Amália Mendes
José Aires

ParlaMint II is an extension of the ParlaMint project, and its goal is to include new corpora of parliamentary data for languages not considered in the first part of the project, such as Portuguese, and to improve existing corpora.

Coordinators of ParlaMint II: Maciej Ogrodniczuk (Institute of Computer Science, Polish Academy of Sciences) and Petya Osenova (Institute of Information and Communication Technologies, Bulgaria)

One of the most important characteristics of parliamentary data is its direct correspondence to the most recent events, including the ones with global impact on human health, social life and economics, such as the current COVID-19 pandemic. By comparing the data synchronically and diachronically in a cross-lingual context, scientific and civil communities from various disciplines are able to track the pan-European discussion.

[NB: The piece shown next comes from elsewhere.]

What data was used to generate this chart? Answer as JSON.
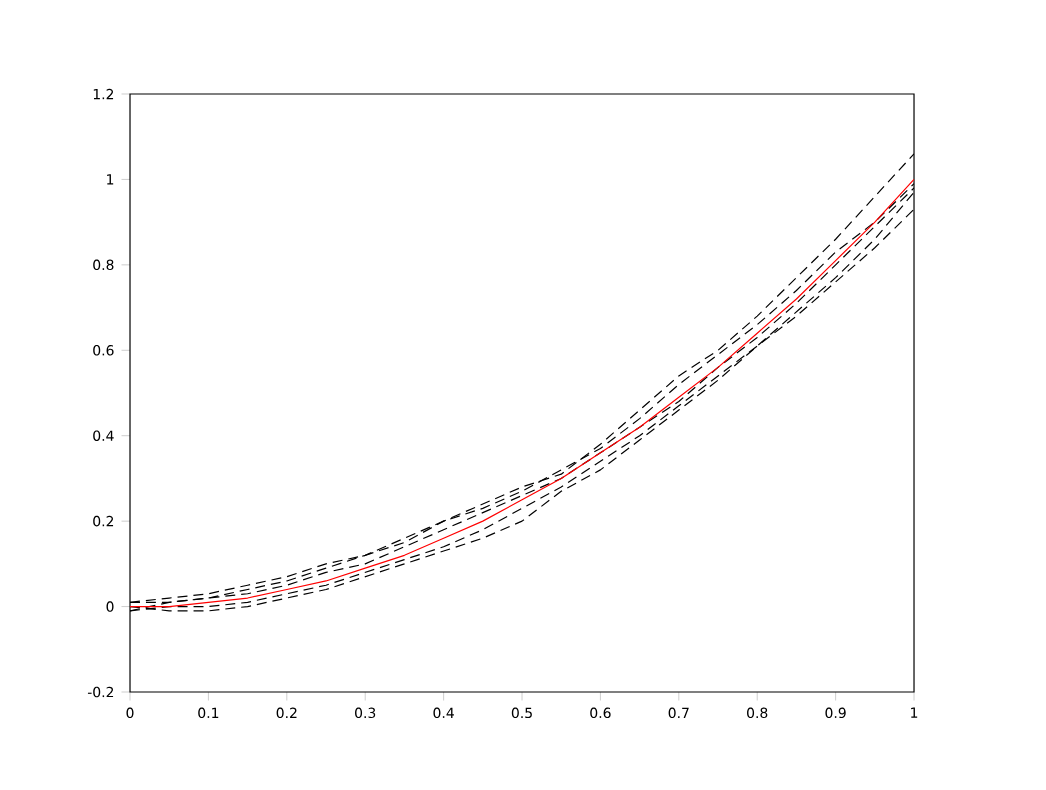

The project provides data for focused observations on trends, opinions, decisions on lockdowns and restrictive measures as well as on the consequences with respect to health, medical care systems, employment, etc. in times of emergencies. For the ParlaMint project, the emergency case is the COVID-19 pandemic. However, the methodology is scalable to other events as well, such as economic crises, environmental issues, etc.

The first ParlaMint project produced uniformly sampled, annotated and encoded comparable parliamentary corpora for 17 European countries. The corpora, which comprise reference and COVID-19 sections, contain rich metadata about the mandates, sessions, and speakers and their political party affiliations etc., are linguistically annotated for NER and Universal Dependencies morphological features and syntax, and encoded to a common and very strict schema, so their format is not merely interchangeable but also interoperable. The corpora have been released under the CC BY licence in the scope of the CLARIN.SI B-centre repository in three versions (1.0 with initial 4 languages, 2.0 with 16 languages, and 2.1 with corrected errata and 17 languages ( and, not only in their source XML TEI format, but also in a number of derived and immediately useful formats. The ParlaMint corpora have also been, over and above what has been proposed in the project proposal, used in the DHH Hackathon, giving them increased visibility as well as providing useful feedback for the structure of the final version 2.1 corpora of the project. The project has thus produced a novel and highly valuable resource for a broad range of comparative trans-national SSH studies that is openly available and has already proved itself in practice.

Due to the prolonged pandemics the COVID-19 section of the existing corpora needs to be extended with new data. Also, parliamentary corpora of new countries and languages should be added and current ones extended. CLUL will be participating in the ParlaMint II Project to produce a corpus of the Parliamentary sessions (Diário da Assembleia da República) for the period 2015-01-01 to 2022-02-01.